In order to investigate some characteristics such as transmission, intensity, shift phase and group delay, Gaussian pulse is fed into the optical fiber ring resonator which consists of linear and nonlinear made of InGaAsP/InP. The Gaussian pulse as input pulse has center wavelength of 1.5 μm, pulse width of 50 ns and power of 8 W. Figure 2a–d shows the transmission, intensity, shift phase and group delay versus wavelength in frame of linear for k = 0.1. Figure 3a–d shows the transmission, intensity, shift phase and group delay versus wavelength in frame of linear for k = 0.3. Figures 4 and 5 also show the results for k = 0.5 and k = 0.7, respectively. Figure 6a–d shows the transmission, intensity, shift phase and group delay versus wavelength in frame of nonlinear for k = 0.1. Figures 7, 8 and 9 show the final results for k = 0.3, 0.5, 0.7, respectively.
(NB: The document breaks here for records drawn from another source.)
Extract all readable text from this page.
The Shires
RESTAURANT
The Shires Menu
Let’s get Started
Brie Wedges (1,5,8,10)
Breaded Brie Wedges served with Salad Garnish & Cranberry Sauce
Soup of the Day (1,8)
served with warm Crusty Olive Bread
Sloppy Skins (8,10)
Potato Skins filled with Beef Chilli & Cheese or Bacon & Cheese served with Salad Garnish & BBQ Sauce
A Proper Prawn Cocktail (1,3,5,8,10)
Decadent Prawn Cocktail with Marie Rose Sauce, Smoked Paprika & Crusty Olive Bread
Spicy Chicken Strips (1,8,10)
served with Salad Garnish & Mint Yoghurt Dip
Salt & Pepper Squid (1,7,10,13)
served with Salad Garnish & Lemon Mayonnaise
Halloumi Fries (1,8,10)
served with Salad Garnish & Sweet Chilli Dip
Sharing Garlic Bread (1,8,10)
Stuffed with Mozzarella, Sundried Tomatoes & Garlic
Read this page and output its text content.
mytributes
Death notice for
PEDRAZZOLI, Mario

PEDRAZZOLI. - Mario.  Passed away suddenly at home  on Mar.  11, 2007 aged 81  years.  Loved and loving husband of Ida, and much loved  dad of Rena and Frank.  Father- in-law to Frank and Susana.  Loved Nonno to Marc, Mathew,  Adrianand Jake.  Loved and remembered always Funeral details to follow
The fixed parameters of the system consist of radius ring resonators equal 50 nm and core area equals 0.5 μm². The roundtrip of 20,000 times inside the system produces resonance and nonlinearity. The chaotic signals because of the nonlinearity can be generated. The output power is reduced for the loss waveguide, and intensity can be enhanced and build up in some wavelengths where in some wavelength it suppress due to the resonance. The input Gaussian pulse is sliced and amplified intensity. The rate of chaotic signal depends on properties of waveguide such as radius and loss waveguide. Frequency chaotic has immense potential for applications in secure communication because of chaotic oscillators such as the universal circuit. Chaotic systems provide a potentially rich mechanism for signal design and generation for a variety of optical communications.

Fig. 2

Linear behavior for a transmission, b intensity, c shift phase and d group delay for k = 0.1

Fig. 3

Linear behavior for a transmission, b intensity, c shift phase and d group delay for k = 0.3

Fig. 4

Linear behavior for a transmission, b intensity, c shift phase and d group delay for k = 0.5

Fig. 5

Linear behavior for (a) transmission, (b) intensity, (c) shift phase and (d) group delay for k = 0.7

Fig. 6

Nonlinear behavior for a transmission, b intensity, c shift phase and d group delay for k = 0.1

Fig. 7

Nonlinear behavior for a transmission, b intensity, c shift phase and d group delay for k = 0.3

Fig. 8

Nonlinear behavior for a transmission, b intensity, c shift phase and d group delay for k = 0.5

Fig. 9

Nonlinear behavior for a transmission, b intensity, c shift phase and d group delay for k = 0.7

Conclusion

The maximum rate of shift phase and group delay has been observed in nonlinear. In frame of nonlinear, shift phase and group delay can be increased by the increase in coupling coefficient. The rate of transmission in frame of nonlinear is more than linear. In frame of nonlinear, the transmission can be increased by the decrease in coupling coefficient.